Saat hari itu tuan mengatakan bahwa tuan akan segera meninggal, mendengarnya, saya ingat hari itu saya tak mengatakan apa pun, tak merasakan apa pun kecuali kekosongam di relung saya, tuan. Hanya memandang tuan dengan kedua pasang mata polos, menyerah, janganlah kiranya tuan berbicara demikian, hanya itu pikir saya.
Percayalah, tuan, bukan saya tidak peduli, melainkam saya tidak mengerti bahwasannya apa yang tuan katakan adalah firasat paling nyata yang tak terelakkan. Dan, percayah, tuan, adalah sebuah penyesalan terbesar saya ketika tak segera memberikan seisi buana sesaat setelah tuan melafazkan garis akhir hidup tuan.
Apa tuan seorang cenayang sehingga mampu membaca suratan qadar? Tuan hebat, tak lebih dari seratus delapan ribu detik kemudian, tuan membuktikan perkataan dengan benar. Tuan sudah tak bernafas lagi setelah itu. Tuan meninggalkan raga yang tak henti-hentinya kami tangisi, sedangkan tuan sendiri berjalan tenang menuju puncak keheningan.

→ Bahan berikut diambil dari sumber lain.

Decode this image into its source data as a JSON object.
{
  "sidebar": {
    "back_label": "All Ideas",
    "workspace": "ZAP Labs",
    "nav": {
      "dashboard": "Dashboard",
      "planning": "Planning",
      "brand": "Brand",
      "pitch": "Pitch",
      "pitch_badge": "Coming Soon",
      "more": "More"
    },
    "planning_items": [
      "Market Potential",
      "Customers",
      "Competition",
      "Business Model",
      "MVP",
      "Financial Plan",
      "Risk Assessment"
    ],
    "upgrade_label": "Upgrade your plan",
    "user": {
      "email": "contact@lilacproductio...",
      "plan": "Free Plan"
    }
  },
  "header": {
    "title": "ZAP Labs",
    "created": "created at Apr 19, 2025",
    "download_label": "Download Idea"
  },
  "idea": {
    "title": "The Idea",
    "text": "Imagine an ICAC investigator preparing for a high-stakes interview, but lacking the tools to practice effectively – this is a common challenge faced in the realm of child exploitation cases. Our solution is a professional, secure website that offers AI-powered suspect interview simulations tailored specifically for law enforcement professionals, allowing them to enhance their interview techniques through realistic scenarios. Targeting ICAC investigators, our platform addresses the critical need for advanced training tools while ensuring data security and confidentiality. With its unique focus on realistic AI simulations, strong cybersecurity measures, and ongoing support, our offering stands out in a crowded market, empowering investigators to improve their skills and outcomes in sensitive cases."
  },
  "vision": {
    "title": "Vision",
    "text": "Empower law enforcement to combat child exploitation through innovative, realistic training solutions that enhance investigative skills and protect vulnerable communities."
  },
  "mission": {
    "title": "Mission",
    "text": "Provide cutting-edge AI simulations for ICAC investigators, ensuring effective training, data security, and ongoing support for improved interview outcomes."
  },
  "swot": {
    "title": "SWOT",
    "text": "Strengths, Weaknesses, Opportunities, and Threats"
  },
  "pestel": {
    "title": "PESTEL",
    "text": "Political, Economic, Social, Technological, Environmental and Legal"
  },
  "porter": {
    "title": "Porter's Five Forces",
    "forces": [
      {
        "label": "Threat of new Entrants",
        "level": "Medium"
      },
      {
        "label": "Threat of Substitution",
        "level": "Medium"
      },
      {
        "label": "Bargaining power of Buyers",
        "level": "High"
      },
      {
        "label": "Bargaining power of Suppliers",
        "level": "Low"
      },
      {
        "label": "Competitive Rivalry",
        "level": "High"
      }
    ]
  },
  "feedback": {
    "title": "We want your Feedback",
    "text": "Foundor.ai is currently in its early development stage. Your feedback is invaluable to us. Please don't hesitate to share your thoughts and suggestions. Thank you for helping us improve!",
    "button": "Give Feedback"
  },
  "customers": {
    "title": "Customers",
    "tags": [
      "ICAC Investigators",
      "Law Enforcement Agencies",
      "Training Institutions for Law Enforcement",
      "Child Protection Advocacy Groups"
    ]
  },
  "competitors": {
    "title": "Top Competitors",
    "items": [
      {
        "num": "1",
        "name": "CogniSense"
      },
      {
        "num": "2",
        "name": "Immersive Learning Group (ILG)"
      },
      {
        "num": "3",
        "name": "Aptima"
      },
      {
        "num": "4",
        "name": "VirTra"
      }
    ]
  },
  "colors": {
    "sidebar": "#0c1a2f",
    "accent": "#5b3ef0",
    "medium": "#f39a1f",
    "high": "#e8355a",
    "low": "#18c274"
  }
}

Ceritakan, tuan, bagaimana kehidupan tuan setelah kematian, bagaimana rupa makhluk Tuhan yang mencabut jiwa tuan, apakah ia memiliki sayap paling mengerikan, apa dia membawa benda tajam untuk merobek lantas memisahkan antara roh dengan raga tuan, apa benar tuan dapat melihat kami dengan jiwa yang melayang-layang meskipun tubuh tuan kaku membeku?
Tentu saja, tuan tak akan mampu menjawab pertanyaan-pertanyaan saya yang kekanak-kanakan karena tuan tak disini, tuan berada di sebuah tempat terbaik untuk berbaring pulas terlelap sampai kami semua berjumpa kembali di suatu padang, benarkan, tuan? Tak apa, saya akan tidur cepat malam ini. Jadi, temui saja saya di dalam mimpi, tuan, dan ceritakan tentang dua makhluk penasaran yang konon bakal menanyai bagaimana usia dihabiskan. Sekali lagi, mampirlah ke mimpi saya, tuan. Saya rindu ingin memeluk tuan.